California Wine Tour July Wine Dinner

California Wine Tour

Tuesday, July 8 and
Wednesday, July 16
at 6:30pm | $60 per person*

This July, we’re cruising through the wine country region and bringing to life a four-course California Wine Tour event, where every sip is paired with our chefs' best to enhance your experience. This dinner features authentic Italian dishes with wines that capture the essence of the Golden State in every glass.

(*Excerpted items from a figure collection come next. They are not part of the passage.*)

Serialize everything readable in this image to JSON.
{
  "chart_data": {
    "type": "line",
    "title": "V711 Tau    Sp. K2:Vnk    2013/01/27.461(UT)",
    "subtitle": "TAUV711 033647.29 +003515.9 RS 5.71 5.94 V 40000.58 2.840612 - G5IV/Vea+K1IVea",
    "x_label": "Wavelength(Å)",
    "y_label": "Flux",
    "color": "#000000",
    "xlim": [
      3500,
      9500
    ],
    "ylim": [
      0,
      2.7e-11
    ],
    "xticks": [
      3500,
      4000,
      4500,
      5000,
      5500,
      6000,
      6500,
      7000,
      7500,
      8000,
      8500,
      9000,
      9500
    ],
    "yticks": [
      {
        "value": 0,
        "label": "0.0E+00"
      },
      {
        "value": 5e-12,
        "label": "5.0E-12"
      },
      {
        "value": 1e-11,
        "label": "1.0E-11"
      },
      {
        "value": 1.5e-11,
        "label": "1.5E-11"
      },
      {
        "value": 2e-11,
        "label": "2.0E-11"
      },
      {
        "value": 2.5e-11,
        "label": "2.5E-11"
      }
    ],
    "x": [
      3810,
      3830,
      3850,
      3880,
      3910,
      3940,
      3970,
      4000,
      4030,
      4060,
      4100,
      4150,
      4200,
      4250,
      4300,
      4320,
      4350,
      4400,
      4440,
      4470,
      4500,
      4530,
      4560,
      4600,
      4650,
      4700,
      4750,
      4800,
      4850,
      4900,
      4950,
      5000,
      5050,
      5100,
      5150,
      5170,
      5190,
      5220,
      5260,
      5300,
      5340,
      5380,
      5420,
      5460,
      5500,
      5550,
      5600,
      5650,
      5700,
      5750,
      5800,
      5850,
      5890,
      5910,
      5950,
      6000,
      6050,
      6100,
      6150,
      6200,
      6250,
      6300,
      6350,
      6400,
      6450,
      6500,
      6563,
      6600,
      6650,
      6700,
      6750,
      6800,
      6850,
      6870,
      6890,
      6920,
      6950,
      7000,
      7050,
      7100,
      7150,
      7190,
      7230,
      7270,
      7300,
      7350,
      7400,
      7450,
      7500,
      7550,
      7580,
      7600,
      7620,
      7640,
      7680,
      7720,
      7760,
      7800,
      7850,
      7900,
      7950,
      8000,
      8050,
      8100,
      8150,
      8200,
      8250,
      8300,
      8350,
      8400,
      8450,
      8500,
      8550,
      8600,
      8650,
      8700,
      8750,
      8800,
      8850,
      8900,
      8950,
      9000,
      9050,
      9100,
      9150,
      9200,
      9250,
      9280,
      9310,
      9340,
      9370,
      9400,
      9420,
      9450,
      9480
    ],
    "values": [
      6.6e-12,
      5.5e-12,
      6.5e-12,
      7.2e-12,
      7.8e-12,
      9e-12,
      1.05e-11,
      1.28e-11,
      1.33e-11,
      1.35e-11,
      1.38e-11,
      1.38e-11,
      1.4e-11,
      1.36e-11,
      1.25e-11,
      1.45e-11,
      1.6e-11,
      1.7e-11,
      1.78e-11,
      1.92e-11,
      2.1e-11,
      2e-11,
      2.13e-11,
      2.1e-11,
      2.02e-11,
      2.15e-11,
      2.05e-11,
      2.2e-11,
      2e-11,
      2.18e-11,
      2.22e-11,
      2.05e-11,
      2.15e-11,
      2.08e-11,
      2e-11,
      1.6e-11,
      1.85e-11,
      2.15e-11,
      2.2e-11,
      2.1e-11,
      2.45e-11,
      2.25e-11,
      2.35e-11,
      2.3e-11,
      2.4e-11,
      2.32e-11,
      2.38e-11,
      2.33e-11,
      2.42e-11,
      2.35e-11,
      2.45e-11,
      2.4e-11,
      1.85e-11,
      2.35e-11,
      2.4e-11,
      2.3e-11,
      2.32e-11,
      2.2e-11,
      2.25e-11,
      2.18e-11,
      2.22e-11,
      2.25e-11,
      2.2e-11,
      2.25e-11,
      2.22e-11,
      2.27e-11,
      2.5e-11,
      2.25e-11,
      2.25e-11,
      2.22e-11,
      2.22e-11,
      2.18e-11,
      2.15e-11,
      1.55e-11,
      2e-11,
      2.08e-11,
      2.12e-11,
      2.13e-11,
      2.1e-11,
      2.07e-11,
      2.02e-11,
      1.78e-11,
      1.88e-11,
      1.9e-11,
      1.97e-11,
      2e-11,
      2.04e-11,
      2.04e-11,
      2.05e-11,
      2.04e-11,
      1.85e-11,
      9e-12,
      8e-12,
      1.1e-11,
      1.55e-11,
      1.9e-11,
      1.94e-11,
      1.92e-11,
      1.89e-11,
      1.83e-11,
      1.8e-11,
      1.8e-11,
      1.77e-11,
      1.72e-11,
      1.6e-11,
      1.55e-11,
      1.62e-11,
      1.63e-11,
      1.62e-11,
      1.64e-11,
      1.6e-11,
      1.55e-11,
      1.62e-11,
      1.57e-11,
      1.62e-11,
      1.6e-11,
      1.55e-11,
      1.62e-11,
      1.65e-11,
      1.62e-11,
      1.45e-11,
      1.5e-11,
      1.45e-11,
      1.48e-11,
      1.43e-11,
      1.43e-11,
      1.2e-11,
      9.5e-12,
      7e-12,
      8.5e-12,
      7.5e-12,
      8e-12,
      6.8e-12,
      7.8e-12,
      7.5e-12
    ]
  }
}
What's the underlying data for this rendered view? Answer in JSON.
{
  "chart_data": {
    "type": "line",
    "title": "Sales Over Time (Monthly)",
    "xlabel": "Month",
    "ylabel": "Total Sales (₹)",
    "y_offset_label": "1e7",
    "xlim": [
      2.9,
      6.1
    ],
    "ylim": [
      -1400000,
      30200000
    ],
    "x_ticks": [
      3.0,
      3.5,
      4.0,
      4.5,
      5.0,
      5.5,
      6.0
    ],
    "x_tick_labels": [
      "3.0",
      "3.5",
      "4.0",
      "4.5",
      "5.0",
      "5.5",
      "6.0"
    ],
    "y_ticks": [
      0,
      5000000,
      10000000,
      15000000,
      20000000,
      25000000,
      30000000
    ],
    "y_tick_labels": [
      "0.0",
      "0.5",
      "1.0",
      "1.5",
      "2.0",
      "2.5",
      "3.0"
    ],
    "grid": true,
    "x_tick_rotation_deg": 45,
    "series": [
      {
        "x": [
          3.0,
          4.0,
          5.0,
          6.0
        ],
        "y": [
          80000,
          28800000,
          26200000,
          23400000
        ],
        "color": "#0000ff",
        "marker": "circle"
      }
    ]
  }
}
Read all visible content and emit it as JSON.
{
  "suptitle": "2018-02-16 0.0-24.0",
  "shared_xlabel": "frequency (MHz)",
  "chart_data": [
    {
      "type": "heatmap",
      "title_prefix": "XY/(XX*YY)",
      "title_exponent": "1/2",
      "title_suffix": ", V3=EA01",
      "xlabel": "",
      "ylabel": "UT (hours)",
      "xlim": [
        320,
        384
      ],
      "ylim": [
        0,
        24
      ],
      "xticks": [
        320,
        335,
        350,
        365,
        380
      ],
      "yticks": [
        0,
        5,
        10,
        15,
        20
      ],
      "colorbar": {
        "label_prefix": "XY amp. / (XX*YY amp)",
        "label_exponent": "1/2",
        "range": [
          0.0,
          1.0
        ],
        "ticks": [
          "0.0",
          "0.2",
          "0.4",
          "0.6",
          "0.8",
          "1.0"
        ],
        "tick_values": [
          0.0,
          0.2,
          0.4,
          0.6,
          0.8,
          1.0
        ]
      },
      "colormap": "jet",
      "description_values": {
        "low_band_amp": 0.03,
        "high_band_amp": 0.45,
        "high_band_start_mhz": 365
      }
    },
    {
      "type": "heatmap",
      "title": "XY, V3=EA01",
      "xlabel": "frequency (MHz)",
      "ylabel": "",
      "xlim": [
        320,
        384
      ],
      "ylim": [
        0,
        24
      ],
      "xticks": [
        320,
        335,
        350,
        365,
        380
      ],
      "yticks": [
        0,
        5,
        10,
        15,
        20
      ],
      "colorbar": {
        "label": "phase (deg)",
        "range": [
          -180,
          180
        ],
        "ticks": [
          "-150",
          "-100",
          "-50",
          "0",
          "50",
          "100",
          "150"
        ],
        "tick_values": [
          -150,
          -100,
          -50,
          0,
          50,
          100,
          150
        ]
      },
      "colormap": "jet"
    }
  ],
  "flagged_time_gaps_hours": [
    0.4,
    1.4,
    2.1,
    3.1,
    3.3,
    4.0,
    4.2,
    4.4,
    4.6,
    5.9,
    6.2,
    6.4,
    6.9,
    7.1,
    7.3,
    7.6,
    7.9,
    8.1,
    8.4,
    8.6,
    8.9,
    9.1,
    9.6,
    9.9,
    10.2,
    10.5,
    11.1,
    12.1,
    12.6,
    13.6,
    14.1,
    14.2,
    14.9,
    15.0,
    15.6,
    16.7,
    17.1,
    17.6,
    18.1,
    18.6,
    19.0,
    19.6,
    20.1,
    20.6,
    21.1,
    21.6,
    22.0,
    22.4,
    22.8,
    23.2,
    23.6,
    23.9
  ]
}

*Excludes tax & gratuity. Price, start time, product availability may vary by location.

Course 1
Shrimp & Scallop Watermelon Ceviche
Poached shrimp, sea scallops, watermelon vinaigrette, red onion, zucchini, tomatoes, and basil over a bed of romaine lettuce, served with fried pasta chips
 
WINE PAIRING: “THREADCOUNT” SAUVIGNON BLANC
The name Threadcount draws inspiration from the concept of fabric and texture, which reflects the idea of weaving together various elements to create a rich and intricate wine experience. The wine’s citrus notes complement the poached shrimp and scallops, while its subtle tropical fruit flavors highlight the sweetness of the watermelon vinaigrette
Shrimp & Scallop Watermelon Ceviche
Course 2
Linguine & Grilled Shrimp with Gorgonzola Cream Sauce
Linguine tossed in a gorgonzola cream sauce with sautéed mushrooms, sundried tomatoes, parmesan and romano cheese sprinkled with walnut gremolata, then topped with wood-grilled shrimp and garnished with a fried basil leaf
 

WINE PAIRING: BELLE GLOS BALADE PINOT NOIR
Balade, meaning "wandering" in French, signifies the wine's origins from different vineyards, each contributing unique characteristics to the final blend. The wine's smooth texture and bright berry notes enhance the savory, earthy flavors of the sautéed mushrooms and the richness of the gorgonzola cream sauce
Linguine & Grilled Shrimp with Gorgonzola Cream Sauce
Course 3
Parmesan Crusted Chicken with Arugula
Chicken pounded and coated with parmesan panko, sautéed, then topped with a fresh arugula and tomato salad, shredded parmesan cheese and served with grilled vegetables. Garnished with a seared lemon

WINE PAIRING: KENDALL JACKSON VINTNER'S RESERVE CHARDONNAY
America’s #1 selling Chardonnay for 30+ years and counting! Since 1982, Vintner's Reserve Chardonnay has been trusted for its quality and craftsmanship. The wine’s bright acidity and tropical fruit notes balance the Parmesan crust while its subtle oak enhances the flavor of the grilled vegetables
Parmesan Crusted Chicken with Arugula
Course 4
Grilled Pound Cake
Our house-made orange zest pound cake lightly grilled to perfection served over a drizzled balsamic glaze, topped with macerated strawberries, blueberries
and raspberries, garnished with whipped cream and fresh mint

WINE PAIRING: DECOY MERLOT
Duckhorn Vineyards is recognized as a pioneer of Merlot. Founded in 1976, the winery initially focused on crafting premium, high-end wines with a special emphasis on Merlot. The wine's dark fruit flavors, such as black cherry and plum, complement the berries, while its subtle oak enriches the caramelized notes of the grilled pound cake
Grilled Pound Cake
*These items are cooked to order. Consuming raw or undercooked meats, poultry, seafood, shellfish, or eggs which may contain harmful bacteria may increase your risk of foodborne illness, especially if you have certain medical conditions.

**Item contains or may contain nuts.